US Data Does Not Support EUR/USD

EUR/USD extended its decline for the second day today as most of the US macroeconomic data was worse than expected. The exception was the existing homes sales, which were a bit higher than forecasts, and the leading index. Traders interpreted the words in yesterday’s FOMC minutes about varying pace of asset purchases as a sign that some policy makers want to reduce stimulus. Such view supported the dollar.
Initial jobless claims rose from 342k to 362k last week on a seasonally adjusted basis. The median analysts’ estimate was 352k. (Event A on the chart.)
CPI was unchanged in January on a seasonally adjusted basis after posting no change in December. Market participants have hoped for an increase by 0.1%. (Event A on the chart.)

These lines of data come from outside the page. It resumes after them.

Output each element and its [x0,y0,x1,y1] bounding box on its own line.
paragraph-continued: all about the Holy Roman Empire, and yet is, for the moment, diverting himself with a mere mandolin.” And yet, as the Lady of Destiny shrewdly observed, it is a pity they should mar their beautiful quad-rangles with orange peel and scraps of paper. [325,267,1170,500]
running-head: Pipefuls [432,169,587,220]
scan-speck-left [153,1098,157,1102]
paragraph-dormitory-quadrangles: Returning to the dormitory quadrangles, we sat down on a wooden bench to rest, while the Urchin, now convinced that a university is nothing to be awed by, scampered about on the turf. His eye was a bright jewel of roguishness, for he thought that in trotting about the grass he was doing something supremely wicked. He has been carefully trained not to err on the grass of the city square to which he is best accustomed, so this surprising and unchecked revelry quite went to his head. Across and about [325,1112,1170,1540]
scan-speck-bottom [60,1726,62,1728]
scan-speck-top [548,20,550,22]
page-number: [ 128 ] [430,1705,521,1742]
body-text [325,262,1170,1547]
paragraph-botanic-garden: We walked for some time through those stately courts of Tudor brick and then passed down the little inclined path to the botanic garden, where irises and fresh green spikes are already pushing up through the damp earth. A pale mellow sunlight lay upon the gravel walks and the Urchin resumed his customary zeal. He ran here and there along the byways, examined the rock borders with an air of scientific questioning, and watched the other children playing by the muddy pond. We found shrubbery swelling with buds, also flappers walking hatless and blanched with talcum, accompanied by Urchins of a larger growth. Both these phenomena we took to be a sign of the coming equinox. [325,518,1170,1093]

Existing home sales rose a little to the seasonally adjusted 4.92 million in January from 4.92 million in December (revised from 394k), while experts have expected a small decrease to 4.89 million. The report noted that there were more buyers than sellers, creating a shortage of housing inventory. (Event B on the chart.)
Philadelphia Fed manufacturing index unexpectedly slumped from -5.8 in January to -12.5 in February. Traders have anticipated an increase to 1.1. (Event B on the chart.)
Leading indicators rose 0.2% in January, matching forecasts and “pointing to a slow but continued expansion in economic activity in the near term”. The December increase was 0.5%. (Event B on the chart.)
Crude oil inventories increased by 4.1 million barrels last week from the previous week, compared to the expected 1.9 million, and are well above the upper limit of the average range for this time of year. Total motor gasoline inventories decreased by 2.9 million barrels but remained in the middle of the average range. (Event C on the chart.)